Stay away from the Trojans.  Too thick.

Pleasure dots are nice for both.  There’s a little pouch on the underside that creates friction.

One brand is nice.  Doesn’t taste bad.

“I’d stick with these,” she says, gesturing to Skyn, Kimono, One and Sir Richard’s.  “Or you might want to consider a sampler pack.  Includes a couple of dental dams and latex gloves.”

She leaves me to shop and reminds me she is available if I have any questions.

So many choices.  I remember coming home from Rwanda last summer, standing in front of the yogurt selections at Whole Foods and bursting into tears – overwhelmed by the abundance.  I feel a little bit the same way.

I pull down a couple of boxes and choose a variety pack from Sir Richard’s – purple and grey plaid.  Made in Boulder.  For each condom purchased, one is donated in a developing country.  A little altruism with my orgasm.  Nice.  I also grab a small box of non-latex Skyn.  I don’t have a latex allergy but, someone else might.

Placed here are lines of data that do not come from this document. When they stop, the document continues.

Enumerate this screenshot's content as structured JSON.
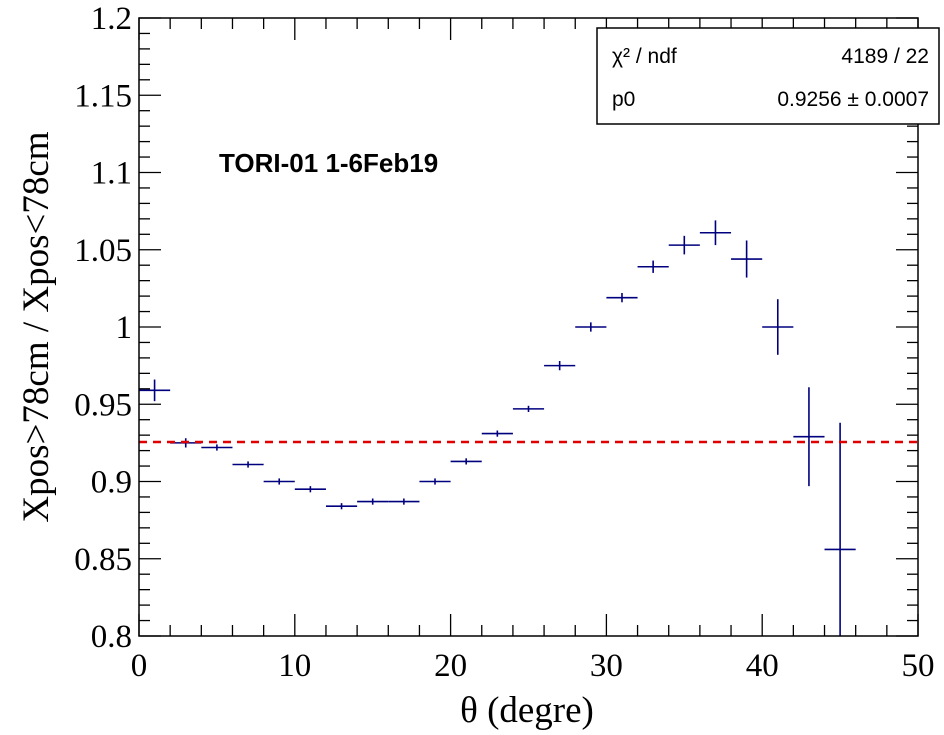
{
  "chart_data": {
    "type": "scatter",
    "title": "",
    "annotation": "TORI-01 1-6Feb19",
    "xlabel": "θ (degre)",
    "ylabel": "Xpos>78cm / Xpos<78cm",
    "xlim": [
      0,
      50
    ],
    "ylim": [
      0.8,
      1.2
    ],
    "x_ticks": [
      0,
      10,
      20,
      30,
      40,
      50
    ],
    "x_tick_labels": [
      "0",
      "10",
      "20",
      "30",
      "40",
      "50"
    ],
    "y_ticks": [
      0.8,
      0.85,
      0.9,
      0.95,
      1.0,
      1.05,
      1.1,
      1.15,
      1.2
    ],
    "y_tick_labels": [
      "0.8",
      "0.85",
      "0.9",
      "0.95",
      "1",
      "1.05",
      "1.1",
      "1.15",
      "1.2"
    ],
    "grid": false,
    "series": [
      {
        "color": "#00007f",
        "x": [
          1,
          3,
          5,
          7,
          9,
          11,
          13,
          15,
          17,
          19,
          21,
          23,
          25,
          27,
          29,
          31,
          33,
          35,
          37,
          39,
          41,
          43,
          45
        ],
        "xerr": [
          1,
          1,
          1,
          1,
          1,
          1,
          1,
          1,
          1,
          1,
          1,
          1,
          1,
          1,
          1,
          1,
          1,
          1,
          1,
          1,
          1,
          1,
          1
        ],
        "y": [
          0.959,
          0.925,
          0.922,
          0.911,
          0.9,
          0.895,
          0.884,
          0.887,
          0.887,
          0.9,
          0.913,
          0.931,
          0.947,
          0.975,
          1.0,
          1.019,
          1.039,
          1.053,
          1.061,
          1.044,
          1.0,
          0.929,
          0.856
        ],
        "yerr": [
          0.007,
          0.003,
          0.002,
          0.002,
          0.002,
          0.002,
          0.002,
          0.002,
          0.002,
          0.002,
          0.002,
          0.002,
          0.002,
          0.003,
          0.003,
          0.003,
          0.004,
          0.006,
          0.008,
          0.012,
          0.018,
          0.032,
          0.082
        ]
      }
    ],
    "fit": {
      "constant": 0.9256,
      "color": "#e00000",
      "style": "dashed"
    },
    "stats_box": {
      "placement": "top-right",
      "rows": [
        {
          "label": "χ² / ndf",
          "value": "4189 / 22"
        },
        {
          "label": "p0",
          "value": "0.9256 ± 0.0007"
        }
      ]
    }
  }
}
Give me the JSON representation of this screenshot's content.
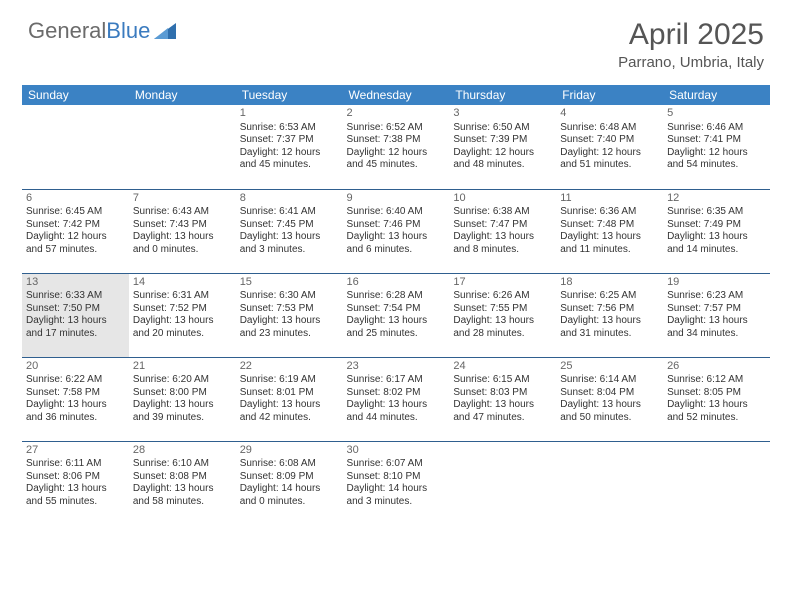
{
  "brand": {
    "text1": "General",
    "text2": "Blue"
  },
  "title": "April 2025",
  "location": "Parrano, Umbria, Italy",
  "colors": {
    "header_bg": "#3b82c4",
    "header_text": "#ffffff",
    "cell_border": "#2f5f8f",
    "today_bg": "#e6e6e6",
    "brand_gray": "#6b6b6b",
    "brand_blue": "#3b7bbf"
  },
  "day_headers": [
    "Sunday",
    "Monday",
    "Tuesday",
    "Wednesday",
    "Thursday",
    "Friday",
    "Saturday"
  ],
  "weeks": [
    [
      null,
      null,
      {
        "n": "1",
        "sr": "Sunrise: 6:53 AM",
        "ss": "Sunset: 7:37 PM",
        "d1": "Daylight: 12 hours",
        "d2": "and 45 minutes."
      },
      {
        "n": "2",
        "sr": "Sunrise: 6:52 AM",
        "ss": "Sunset: 7:38 PM",
        "d1": "Daylight: 12 hours",
        "d2": "and 45 minutes."
      },
      {
        "n": "3",
        "sr": "Sunrise: 6:50 AM",
        "ss": "Sunset: 7:39 PM",
        "d1": "Daylight: 12 hours",
        "d2": "and 48 minutes."
      },
      {
        "n": "4",
        "sr": "Sunrise: 6:48 AM",
        "ss": "Sunset: 7:40 PM",
        "d1": "Daylight: 12 hours",
        "d2": "and 51 minutes."
      },
      {
        "n": "5",
        "sr": "Sunrise: 6:46 AM",
        "ss": "Sunset: 7:41 PM",
        "d1": "Daylight: 12 hours",
        "d2": "and 54 minutes."
      }
    ],
    [
      {
        "n": "6",
        "sr": "Sunrise: 6:45 AM",
        "ss": "Sunset: 7:42 PM",
        "d1": "Daylight: 12 hours",
        "d2": "and 57 minutes."
      },
      {
        "n": "7",
        "sr": "Sunrise: 6:43 AM",
        "ss": "Sunset: 7:43 PM",
        "d1": "Daylight: 13 hours",
        "d2": "and 0 minutes."
      },
      {
        "n": "8",
        "sr": "Sunrise: 6:41 AM",
        "ss": "Sunset: 7:45 PM",
        "d1": "Daylight: 13 hours",
        "d2": "and 3 minutes."
      },
      {
        "n": "9",
        "sr": "Sunrise: 6:40 AM",
        "ss": "Sunset: 7:46 PM",
        "d1": "Daylight: 13 hours",
        "d2": "and 6 minutes."
      },
      {
        "n": "10",
        "sr": "Sunrise: 6:38 AM",
        "ss": "Sunset: 7:47 PM",
        "d1": "Daylight: 13 hours",
        "d2": "and 8 minutes."
      },
      {
        "n": "11",
        "sr": "Sunrise: 6:36 AM",
        "ss": "Sunset: 7:48 PM",
        "d1": "Daylight: 13 hours",
        "d2": "and 11 minutes."
      },
      {
        "n": "12",
        "sr": "Sunrise: 6:35 AM",
        "ss": "Sunset: 7:49 PM",
        "d1": "Daylight: 13 hours",
        "d2": "and 14 minutes."
      }
    ],
    [
      {
        "n": "13",
        "sr": "Sunrise: 6:33 AM",
        "ss": "Sunset: 7:50 PM",
        "d1": "Daylight: 13 hours",
        "d2": "and 17 minutes.",
        "today": true
      },
      {
        "n": "14",
        "sr": "Sunrise: 6:31 AM",
        "ss": "Sunset: 7:52 PM",
        "d1": "Daylight: 13 hours",
        "d2": "and 20 minutes."
      },
      {
        "n": "15",
        "sr": "Sunrise: 6:30 AM",
        "ss": "Sunset: 7:53 PM",
        "d1": "Daylight: 13 hours",
        "d2": "and 23 minutes."
      },
      {
        "n": "16",
        "sr": "Sunrise: 6:28 AM",
        "ss": "Sunset: 7:54 PM",
        "d1": "Daylight: 13 hours",
        "d2": "and 25 minutes."
      },
      {
        "n": "17",
        "sr": "Sunrise: 6:26 AM",
        "ss": "Sunset: 7:55 PM",
        "d1": "Daylight: 13 hours",
        "d2": "and 28 minutes."
      },
      {
        "n": "18",
        "sr": "Sunrise: 6:25 AM",
        "ss": "Sunset: 7:56 PM",
        "d1": "Daylight: 13 hours",
        "d2": "and 31 minutes."
      },
      {
        "n": "19",
        "sr": "Sunrise: 6:23 AM",
        "ss": "Sunset: 7:57 PM",
        "d1": "Daylight: 13 hours",
        "d2": "and 34 minutes."
      }
    ],
    [
      {
        "n": "20",
        "sr": "Sunrise: 6:22 AM",
        "ss": "Sunset: 7:58 PM",
        "d1": "Daylight: 13 hours",
        "d2": "and 36 minutes."
      },
      {
        "n": "21",
        "sr": "Sunrise: 6:20 AM",
        "ss": "Sunset: 8:00 PM",
        "d1": "Daylight: 13 hours",
        "d2": "and 39 minutes."
      },
      {
        "n": "22",
        "sr": "Sunrise: 6:19 AM",
        "ss": "Sunset: 8:01 PM",
        "d1": "Daylight: 13 hours",
        "d2": "and 42 minutes."
      },
      {
        "n": "23",
        "sr": "Sunrise: 6:17 AM",
        "ss": "Sunset: 8:02 PM",
        "d1": "Daylight: 13 hours",
        "d2": "and 44 minutes."
      },
      {
        "n": "24",
        "sr": "Sunrise: 6:15 AM",
        "ss": "Sunset: 8:03 PM",
        "d1": "Daylight: 13 hours",
        "d2": "and 47 minutes."
      },
      {
        "n": "25",
        "sr": "Sunrise: 6:14 AM",
        "ss": "Sunset: 8:04 PM",
        "d1": "Daylight: 13 hours",
        "d2": "and 50 minutes."
      },
      {
        "n": "26",
        "sr": "Sunrise: 6:12 AM",
        "ss": "Sunset: 8:05 PM",
        "d1": "Daylight: 13 hours",
        "d2": "and 52 minutes."
      }
    ],
    [
      {
        "n": "27",
        "sr": "Sunrise: 6:11 AM",
        "ss": "Sunset: 8:06 PM",
        "d1": "Daylight: 13 hours",
        "d2": "and 55 minutes."
      },
      {
        "n": "28",
        "sr": "Sunrise: 6:10 AM",
        "ss": "Sunset: 8:08 PM",
        "d1": "Daylight: 13 hours",
        "d2": "and 58 minutes."
      },
      {
        "n": "29",
        "sr": "Sunrise: 6:08 AM",
        "ss": "Sunset: 8:09 PM",
        "d1": "Daylight: 14 hours",
        "d2": "and 0 minutes."
      },
      {
        "n": "30",
        "sr": "Sunrise: 6:07 AM",
        "ss": "Sunset: 8:10 PM",
        "d1": "Daylight: 14 hours",
        "d2": "and 3 minutes."
      },
      null,
      null,
      null
    ]
  ]
}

I take a quick spin through the aisles before I leave.  DVDs.  Vibrators.  Strap Ons.  Lube.  I grab a bottle of Sliquid and meet Sarah at the register.

She excuses herself from the couple she is assisting with harnesses.

She nods approvingly at my choices, runs my credit card through, and slips a flyer listing free workshops in the bag.  All of them have passed.

Before I leave, she tells me that she divorced more than 15 years ago, and more than made it through.  “I learned how to advocate for myself sexually,” she adds.  “It’s been great.”

I believe her.  Both on the advocating and on the great.  I’ve already opened myself to it.